When running `python llava-websocket.py`, the checkpoint shards are loaded and stay in cache while a WebSocket server is started. Clients in your local network can send new prompts and images for inference without having to re-load checkpoint shards and without using Gradio.

This project, in its current form, is not designed for conversation, but rather for one-time prompt processing, enabling the inference of various images and prompts based on individual requests. I might add conversation capabilities in the near future.

This project was tested on Ubuntu.

## Setup
You should follow the LLaVA tutorial, so that you have the pretrained model / checkpoint shards ready. Then, put my script into your LLaVA directory and start it while in the LLaVA conda-environment (`conda activate llava`).

## Usage
```
python llava-websocket.py [ARGS]
```

### Arguments

Given that this project is based on LLaVA's `cli.py`, the following base arguments can be specified:
```
--model-path, default="liuhaotian/llava-v1.5-13b"
--model-base, default=None
--device, default="cuda"
--conv-mode, default=None
--temperature, default=0.2
--max-new-tokens, default=512
--load-8bit, action="store_true"
--load-4bit, action="store_true"
--debug, action="store_true"
```

Additionally added args:
```
--port, default=1995
--verbose, action="store_true"
--json, action="store_true"
```
Using `--port [int]`, you can specify your own WebSocket port.
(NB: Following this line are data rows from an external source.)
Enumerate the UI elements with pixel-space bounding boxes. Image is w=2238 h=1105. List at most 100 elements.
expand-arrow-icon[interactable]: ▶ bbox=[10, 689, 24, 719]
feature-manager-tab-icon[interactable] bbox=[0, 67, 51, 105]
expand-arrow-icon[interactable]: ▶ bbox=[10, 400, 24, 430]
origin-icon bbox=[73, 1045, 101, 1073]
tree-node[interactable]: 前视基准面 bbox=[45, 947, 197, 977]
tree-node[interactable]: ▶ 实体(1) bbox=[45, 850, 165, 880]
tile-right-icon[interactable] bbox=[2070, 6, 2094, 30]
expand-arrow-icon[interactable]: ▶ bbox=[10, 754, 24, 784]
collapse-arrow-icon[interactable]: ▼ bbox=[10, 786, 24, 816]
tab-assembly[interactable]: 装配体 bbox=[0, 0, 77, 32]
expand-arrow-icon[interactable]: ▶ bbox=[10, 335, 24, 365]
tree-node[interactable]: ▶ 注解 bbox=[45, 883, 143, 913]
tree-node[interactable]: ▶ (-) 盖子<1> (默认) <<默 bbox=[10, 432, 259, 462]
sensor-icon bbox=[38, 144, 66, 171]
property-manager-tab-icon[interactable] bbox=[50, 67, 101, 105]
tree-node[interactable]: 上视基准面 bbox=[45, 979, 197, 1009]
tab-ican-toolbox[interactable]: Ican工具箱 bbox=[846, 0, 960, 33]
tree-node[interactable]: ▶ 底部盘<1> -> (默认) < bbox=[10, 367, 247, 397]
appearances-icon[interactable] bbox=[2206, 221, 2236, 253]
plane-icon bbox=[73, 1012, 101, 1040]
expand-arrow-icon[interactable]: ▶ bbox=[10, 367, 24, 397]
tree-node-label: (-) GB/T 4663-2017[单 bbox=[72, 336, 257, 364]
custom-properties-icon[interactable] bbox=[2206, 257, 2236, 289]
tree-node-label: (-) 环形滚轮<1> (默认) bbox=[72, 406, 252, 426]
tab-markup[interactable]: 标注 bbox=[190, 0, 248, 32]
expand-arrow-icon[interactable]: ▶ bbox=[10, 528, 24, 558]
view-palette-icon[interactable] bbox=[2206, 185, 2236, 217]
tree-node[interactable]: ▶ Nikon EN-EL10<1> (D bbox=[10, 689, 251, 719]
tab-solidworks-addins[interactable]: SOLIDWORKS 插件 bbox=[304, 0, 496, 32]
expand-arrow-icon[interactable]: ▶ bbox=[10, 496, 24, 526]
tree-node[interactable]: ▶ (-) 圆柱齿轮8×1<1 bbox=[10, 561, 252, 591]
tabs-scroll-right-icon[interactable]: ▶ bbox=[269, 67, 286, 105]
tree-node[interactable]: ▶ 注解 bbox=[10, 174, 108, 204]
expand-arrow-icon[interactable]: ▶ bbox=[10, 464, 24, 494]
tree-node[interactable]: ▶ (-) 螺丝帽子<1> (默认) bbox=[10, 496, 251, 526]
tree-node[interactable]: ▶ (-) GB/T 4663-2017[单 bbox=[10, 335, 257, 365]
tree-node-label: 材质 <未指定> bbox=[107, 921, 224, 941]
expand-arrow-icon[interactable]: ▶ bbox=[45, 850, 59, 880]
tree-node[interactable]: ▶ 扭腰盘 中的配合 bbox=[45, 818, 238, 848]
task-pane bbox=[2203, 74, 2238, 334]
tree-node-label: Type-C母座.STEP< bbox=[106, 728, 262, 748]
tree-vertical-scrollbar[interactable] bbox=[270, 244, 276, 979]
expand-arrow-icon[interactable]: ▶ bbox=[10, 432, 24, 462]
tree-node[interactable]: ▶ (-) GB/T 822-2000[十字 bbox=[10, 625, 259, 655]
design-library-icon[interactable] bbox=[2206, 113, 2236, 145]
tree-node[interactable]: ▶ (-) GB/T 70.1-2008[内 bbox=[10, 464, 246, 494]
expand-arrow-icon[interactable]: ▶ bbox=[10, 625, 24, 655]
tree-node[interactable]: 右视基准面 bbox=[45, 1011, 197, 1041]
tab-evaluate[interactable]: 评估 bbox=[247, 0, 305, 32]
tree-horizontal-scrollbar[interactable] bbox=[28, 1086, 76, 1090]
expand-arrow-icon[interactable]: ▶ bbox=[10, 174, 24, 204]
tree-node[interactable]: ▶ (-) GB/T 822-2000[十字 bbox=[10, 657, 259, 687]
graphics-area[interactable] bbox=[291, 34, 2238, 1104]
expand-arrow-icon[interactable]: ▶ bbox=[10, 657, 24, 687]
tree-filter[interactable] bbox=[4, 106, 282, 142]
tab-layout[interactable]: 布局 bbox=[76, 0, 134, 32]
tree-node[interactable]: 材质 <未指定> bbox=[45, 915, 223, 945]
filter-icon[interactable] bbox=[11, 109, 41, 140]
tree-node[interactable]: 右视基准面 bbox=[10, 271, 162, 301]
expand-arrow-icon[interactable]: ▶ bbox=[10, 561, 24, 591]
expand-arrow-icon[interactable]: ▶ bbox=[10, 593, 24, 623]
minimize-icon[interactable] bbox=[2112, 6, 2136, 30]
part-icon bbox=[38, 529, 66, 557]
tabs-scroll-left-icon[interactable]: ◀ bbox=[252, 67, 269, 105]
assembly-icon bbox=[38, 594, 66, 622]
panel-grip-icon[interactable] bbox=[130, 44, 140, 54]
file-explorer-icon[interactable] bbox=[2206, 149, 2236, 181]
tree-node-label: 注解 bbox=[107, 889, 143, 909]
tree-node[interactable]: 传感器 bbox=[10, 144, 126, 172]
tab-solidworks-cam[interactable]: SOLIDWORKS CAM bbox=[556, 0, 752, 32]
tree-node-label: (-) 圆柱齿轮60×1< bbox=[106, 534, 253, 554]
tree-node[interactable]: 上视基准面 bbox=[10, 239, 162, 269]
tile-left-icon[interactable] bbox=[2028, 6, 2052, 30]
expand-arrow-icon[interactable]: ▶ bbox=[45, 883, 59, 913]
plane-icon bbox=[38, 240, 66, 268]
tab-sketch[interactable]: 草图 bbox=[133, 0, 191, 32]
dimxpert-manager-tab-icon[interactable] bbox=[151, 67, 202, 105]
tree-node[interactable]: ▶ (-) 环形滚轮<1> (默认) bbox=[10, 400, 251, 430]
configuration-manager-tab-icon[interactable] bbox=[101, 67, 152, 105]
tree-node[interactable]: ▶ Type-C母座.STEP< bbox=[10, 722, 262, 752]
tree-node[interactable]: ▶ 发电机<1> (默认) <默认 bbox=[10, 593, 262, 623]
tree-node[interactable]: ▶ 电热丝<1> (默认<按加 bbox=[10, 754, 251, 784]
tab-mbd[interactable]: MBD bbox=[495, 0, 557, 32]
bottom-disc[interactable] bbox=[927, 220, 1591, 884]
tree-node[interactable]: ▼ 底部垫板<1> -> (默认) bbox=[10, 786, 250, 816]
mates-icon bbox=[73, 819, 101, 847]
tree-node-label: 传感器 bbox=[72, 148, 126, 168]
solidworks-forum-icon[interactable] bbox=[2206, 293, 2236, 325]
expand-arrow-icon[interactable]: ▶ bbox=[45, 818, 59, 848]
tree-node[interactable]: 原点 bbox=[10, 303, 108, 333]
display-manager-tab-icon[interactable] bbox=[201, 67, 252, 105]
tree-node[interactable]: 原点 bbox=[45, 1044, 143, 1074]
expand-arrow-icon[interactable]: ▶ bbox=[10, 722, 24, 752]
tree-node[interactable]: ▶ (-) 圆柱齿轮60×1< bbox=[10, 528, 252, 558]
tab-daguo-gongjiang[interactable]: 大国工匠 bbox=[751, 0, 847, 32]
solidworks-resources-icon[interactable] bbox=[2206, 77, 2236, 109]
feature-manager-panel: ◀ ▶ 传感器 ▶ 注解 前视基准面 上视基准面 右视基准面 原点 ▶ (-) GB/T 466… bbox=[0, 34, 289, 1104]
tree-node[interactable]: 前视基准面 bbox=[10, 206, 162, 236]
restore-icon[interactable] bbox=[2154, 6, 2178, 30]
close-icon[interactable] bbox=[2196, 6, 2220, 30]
Using `--verbose`, you will receive verbose output on the server-side console (WebSocket connection info, transmitted inference results).

Using `--json`, the WebSocket responses will be formatted as JSON, containing a timestamp and the inference result:

```json
{
"time": "11:48:52.632415",
"result": "The image features a wooden pier (...)"
}
```

## WebSocket Communication
In your local network, clients can access the WebSocket via `ws://[your-ip]:1995`. Specify your own port when calling the python script via `--port [int]`.

You can probably also make the WebSocket accessible from outside of your LAN via port forwarding.

The WebSocket server waits for a JSON object:

```json
{
"prompt": "Here goes your prompt (e.g., describe this image.)",
"image": "URL to an image file, or BASE64-encoded string of an image file"
}
```

and returns the written inference result via the socket connection.

### Demo
https://github.com/mapluisch/LLaVA-WebSocket-Server/assets/31780571/db3639e8-1aa8-4be3-8fb5-3ab9ad0e27d0

The input image is LLaVA's test image:

LLaVA's test image
(Source: https://llava-vl.github.io/static/images/view.jpg)

## Disclaimer
This project is a prototype and serves as a basic example of using a WebSocket for LLaVA's CLI inference. Feel free to create a PR.